Wal-Mart at 50: A Not-So-Short History Of the World's Largest Retailer

by Eric Francis  on Monday, Jul. 2, 2012 12:00 am  

1997

• Wal-Mart surpasses $100 billion in annual sales on Jan. 12 and posts more than $2.7 billion in net income for the fiscal year that will end that month. The sales milestone comes three years sooner than Sam Walton had predicted in 1991.

• Wal-Mart stock is added to the Dow-Jones Industrial Average.

• Ruling that Wal-Mart had violated the Ontario Labour Relations Act ahead of a unionization vote, a Canadian court approves a union for a store in Windsor, Ontario. It’s the first time in the company’s 35-year history that it will have to deal with a unionized workforce at one of its locations.

• Having taken on retail, groceries and sporting goods, Wal-Mart takes aim at the gasoline market. In partnership with Gary-Williams Energy Corp. of Denver, it opens a gas station at its store in Rogers. It’s the first major retailer to take this step.

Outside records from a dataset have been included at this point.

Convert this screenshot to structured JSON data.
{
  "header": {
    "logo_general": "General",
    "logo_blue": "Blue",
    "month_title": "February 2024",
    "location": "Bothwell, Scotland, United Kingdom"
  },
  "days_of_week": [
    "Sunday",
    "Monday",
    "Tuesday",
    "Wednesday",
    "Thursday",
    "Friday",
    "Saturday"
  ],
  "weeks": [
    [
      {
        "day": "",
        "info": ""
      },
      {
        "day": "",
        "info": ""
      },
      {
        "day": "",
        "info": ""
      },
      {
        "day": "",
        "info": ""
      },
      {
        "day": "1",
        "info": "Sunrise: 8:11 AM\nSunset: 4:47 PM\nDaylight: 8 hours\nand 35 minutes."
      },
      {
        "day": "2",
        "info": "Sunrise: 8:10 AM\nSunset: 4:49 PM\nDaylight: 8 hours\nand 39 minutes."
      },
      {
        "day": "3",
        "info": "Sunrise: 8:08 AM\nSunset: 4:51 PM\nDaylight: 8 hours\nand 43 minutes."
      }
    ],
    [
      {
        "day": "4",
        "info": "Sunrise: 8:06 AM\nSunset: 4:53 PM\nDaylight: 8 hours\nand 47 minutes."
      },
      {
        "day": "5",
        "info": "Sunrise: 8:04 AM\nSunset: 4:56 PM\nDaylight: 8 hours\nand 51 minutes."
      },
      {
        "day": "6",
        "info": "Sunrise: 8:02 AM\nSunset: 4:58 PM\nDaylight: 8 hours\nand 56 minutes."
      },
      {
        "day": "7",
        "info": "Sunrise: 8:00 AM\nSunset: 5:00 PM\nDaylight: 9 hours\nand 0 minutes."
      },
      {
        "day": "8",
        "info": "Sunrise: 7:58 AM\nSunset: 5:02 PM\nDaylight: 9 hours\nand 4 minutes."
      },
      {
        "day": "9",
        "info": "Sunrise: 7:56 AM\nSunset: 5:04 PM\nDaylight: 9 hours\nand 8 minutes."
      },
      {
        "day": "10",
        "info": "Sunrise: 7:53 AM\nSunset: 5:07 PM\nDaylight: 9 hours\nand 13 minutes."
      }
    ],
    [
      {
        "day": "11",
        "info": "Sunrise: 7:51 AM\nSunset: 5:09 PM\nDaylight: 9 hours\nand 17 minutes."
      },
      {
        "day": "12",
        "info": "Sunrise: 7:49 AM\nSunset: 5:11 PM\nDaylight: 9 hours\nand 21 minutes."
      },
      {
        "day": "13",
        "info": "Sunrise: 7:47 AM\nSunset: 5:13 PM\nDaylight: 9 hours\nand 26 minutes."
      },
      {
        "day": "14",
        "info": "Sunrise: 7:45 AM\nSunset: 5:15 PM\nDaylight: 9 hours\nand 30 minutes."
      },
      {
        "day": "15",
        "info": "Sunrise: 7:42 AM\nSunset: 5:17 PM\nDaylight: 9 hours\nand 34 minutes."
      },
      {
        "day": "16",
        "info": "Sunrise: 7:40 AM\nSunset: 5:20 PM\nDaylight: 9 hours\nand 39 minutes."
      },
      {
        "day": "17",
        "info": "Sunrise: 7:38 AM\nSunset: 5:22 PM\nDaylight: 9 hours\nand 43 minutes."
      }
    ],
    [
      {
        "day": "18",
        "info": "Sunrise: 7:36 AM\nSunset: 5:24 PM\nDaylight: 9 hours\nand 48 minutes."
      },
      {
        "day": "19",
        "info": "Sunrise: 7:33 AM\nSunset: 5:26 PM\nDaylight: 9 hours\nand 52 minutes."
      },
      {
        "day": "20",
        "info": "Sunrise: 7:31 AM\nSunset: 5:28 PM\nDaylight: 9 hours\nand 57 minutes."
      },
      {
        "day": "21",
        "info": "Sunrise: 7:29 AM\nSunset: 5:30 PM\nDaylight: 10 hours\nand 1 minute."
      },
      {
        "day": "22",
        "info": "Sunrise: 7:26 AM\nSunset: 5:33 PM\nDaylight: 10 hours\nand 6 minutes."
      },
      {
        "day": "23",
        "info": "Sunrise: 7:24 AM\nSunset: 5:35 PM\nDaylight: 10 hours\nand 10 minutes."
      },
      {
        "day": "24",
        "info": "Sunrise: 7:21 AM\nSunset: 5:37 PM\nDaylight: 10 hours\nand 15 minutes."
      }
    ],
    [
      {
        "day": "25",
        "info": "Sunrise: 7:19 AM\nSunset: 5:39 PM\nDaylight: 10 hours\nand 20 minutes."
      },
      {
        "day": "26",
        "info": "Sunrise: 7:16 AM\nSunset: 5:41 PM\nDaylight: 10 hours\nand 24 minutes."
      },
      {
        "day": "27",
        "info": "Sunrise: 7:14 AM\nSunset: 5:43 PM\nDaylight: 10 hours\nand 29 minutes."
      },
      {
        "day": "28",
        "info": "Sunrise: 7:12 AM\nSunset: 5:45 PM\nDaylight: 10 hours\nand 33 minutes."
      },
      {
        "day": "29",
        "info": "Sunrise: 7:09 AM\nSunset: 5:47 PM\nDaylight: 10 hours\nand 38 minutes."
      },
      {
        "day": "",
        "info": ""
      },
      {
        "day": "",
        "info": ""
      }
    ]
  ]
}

• Wal-Mart introduces a 401(k) retirement plan for its workers. Available to employees who’ve been there a year and put in 1,000 hours — about 20 hours a week, so even part-timers qualify — it offers a range of options from company stock to mutual funds. Trading in the mid-$30 range at the time, Wal-Mart sets aside 10 million shares for the 401(k) program.

1998

• Remember that mid-$30 Wal-Mart stock? Well, it’s been on a 14-month tear, gaining 127 percent and culminating with a $50 per share value. Happy are the Wal-Mart associates who ticked the “company stock” option while signing up for their 401(k) just seven months (and $13 a share) ago.

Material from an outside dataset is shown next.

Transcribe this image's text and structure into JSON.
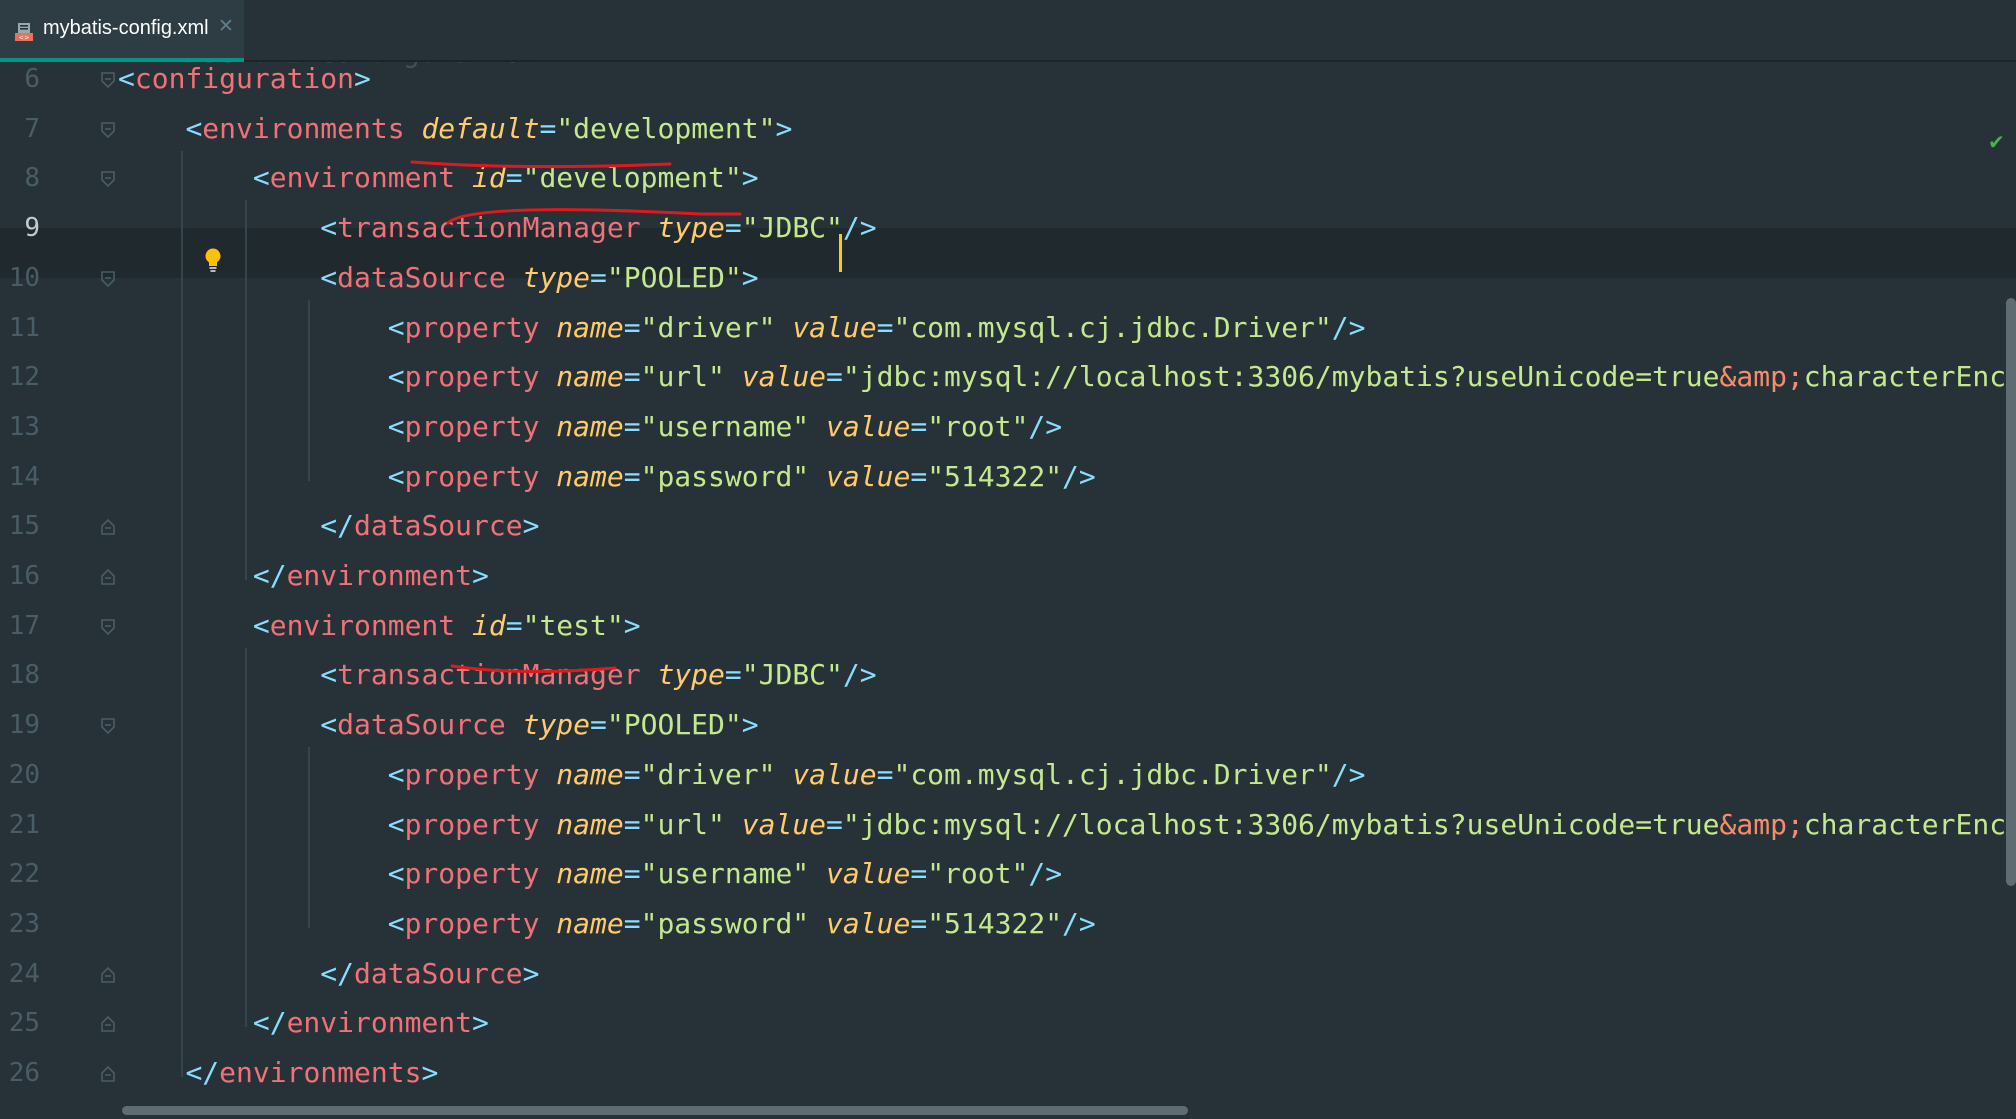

• In July, the retailer announces that it will call its new chain of grocery stores Wal-Mart Neighborhood Markets and opens prototypes in Sherwood and Benton. These smaller (by comparison) operations bolster the 473 Supercenters that are already selling groceries across the country. By the end of the year, Wal-Mart is the nation’s No. 2 seller of groceries.

1999

• It’s Christmas in Bentonville! Wal-Mart overtakes Toys “R” Us as the nation’s largest seller of, well, toys, seizing a 17.4 percent share of the market. That’s only about a half-percentage point greater than the toy-centric chain’s share, but it marks a tipping point in a long-running battle that saw Toys R Us closing stores and cutting inventory in an effort to compete.

• With a mind toward expanding its presence in Europe, Wal-Mart surprises the business world by offering $10.8 million to British retailer ASDA Group in exchange for its 229 “hypermarkets.” Buying Britain’s third-largest supermarket chain doubles Wal-Mart’s international sales to some $25 billion.